If you have experience serving in the U.S. military and want to purchase a home, you may qualify for a VA loan. These types of loans for veterans can offer financial breaks that most other types of home loans don’t, and getting one of these loans may help you move into your ideal home faster. If you’re confused about how VA loans work, here are some answers to some commonly asked questions that will help you get a better understanding.
Who issues VA loans?
Like with other types of mortgages, VA loans are issued by banks and other financial institutions that offer them. However, unlike other home loans, VA loans are partially insured by the U.S. Department of Veterans Affairs. The additional insurance alleviates some of the risks that the financial institutions must take to issue the loans, which means that you might get a VA loan with better terms.
What are the eligibility requirements?
The eligibility requirements for the VA loan include a Certificate of Eligibility (COE) and a minimum amount of time served in the military. The exact minimum time depends on your branch of service and the nature of your duty. In most cases, you’ll need to meet at least one of the minimum service requirements:
- 90 consecutive days of wartime service
- 181 active days of peacetime service
- Six years of National Guard or Reserves service
- Being the spouse of a deceased service member who died as a result of their service
If you don’t meet one of these basic requirements, you might still be eligible for a VA loan if you were discharged honorably because of a medical condition or another circumstance that prevented you from fulfilling your service duties.
Can active service members still apply for VA loans?
You don’t have to be retired from the military and can still be actively serving if you want to get a VA loan. You’ll just need to verify your active duty status when you apply for a COE. However, if your income from the military fluctuates because of differences in the amount of time that you actively serve, you may face additional challenges when seeking a loan from lenders, as you might be considered a greater risk for defaulting on loan payments.
Is a down payment required?
In the case of a VA loan, no down payment is required to get approved in most cases.
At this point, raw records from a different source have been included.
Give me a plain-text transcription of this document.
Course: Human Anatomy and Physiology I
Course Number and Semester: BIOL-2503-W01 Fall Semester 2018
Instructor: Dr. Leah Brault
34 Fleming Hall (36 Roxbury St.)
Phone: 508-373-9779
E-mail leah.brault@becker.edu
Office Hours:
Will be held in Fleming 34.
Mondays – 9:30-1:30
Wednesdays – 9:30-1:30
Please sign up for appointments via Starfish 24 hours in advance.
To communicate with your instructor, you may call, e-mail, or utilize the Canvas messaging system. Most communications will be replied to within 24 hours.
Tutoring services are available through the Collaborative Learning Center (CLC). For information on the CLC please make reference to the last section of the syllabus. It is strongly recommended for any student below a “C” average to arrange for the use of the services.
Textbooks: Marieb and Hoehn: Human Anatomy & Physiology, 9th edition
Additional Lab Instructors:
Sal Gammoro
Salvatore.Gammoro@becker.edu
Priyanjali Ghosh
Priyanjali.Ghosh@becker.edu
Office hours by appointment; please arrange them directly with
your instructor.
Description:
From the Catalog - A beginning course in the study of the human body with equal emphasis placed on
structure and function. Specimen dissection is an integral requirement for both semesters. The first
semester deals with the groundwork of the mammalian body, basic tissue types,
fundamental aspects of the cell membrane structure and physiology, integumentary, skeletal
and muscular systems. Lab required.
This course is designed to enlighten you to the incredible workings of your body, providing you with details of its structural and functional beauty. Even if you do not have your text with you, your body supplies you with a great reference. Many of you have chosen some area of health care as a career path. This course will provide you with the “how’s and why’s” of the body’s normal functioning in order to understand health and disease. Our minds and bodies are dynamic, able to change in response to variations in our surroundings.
The financial institution that issues the loan has the final say on whether a down payment is required, but many lenders won’t ask you to furnish money upfront to guarantee the loan. Even if your financial institution doesn’t require a down payment, you might get a better deal on your VA loan if you’re able to pay for part of the home with an upfront payment. Even though you won’t likely need to give a down payment, you’ll still have to pay a VA funding fee along with additional fees that are related to the closing costs.
What is the VA funding fee?
This is a one-time fee that most lenders require people who qualify for VA loans to pay before the loan money is given. The fee covers a percentage of the total loan amount, and the percentage that you pay will depend on your time in the military, whether you paid a down payment, and other factors. The VA funding fee chart is a handy online tool that you can use to calculate what you might have to pay to cover this fee.
Why does the home I want to buy need to be appraised before I can get the loan?
Most homes need to go through the appraisal process before lenders approve mortgages, regardless of the home loan type. For a VA home loan, a licensed appraiser who’s approved by the U.S. Department of Veterans Affairs will be sent by the lender to verify the home’s value. The appraiser will also inspect the home to ensure that it’s free of any defects that could pose safety hazards. In most cases, the appraisal fee is paid by the lender.
A VA loan may clear some of the roadblocks that are standing in your way to getting the right home. VA loans have helped many veterans realize their dreams of homeownership and saved applicants a lot of time and money.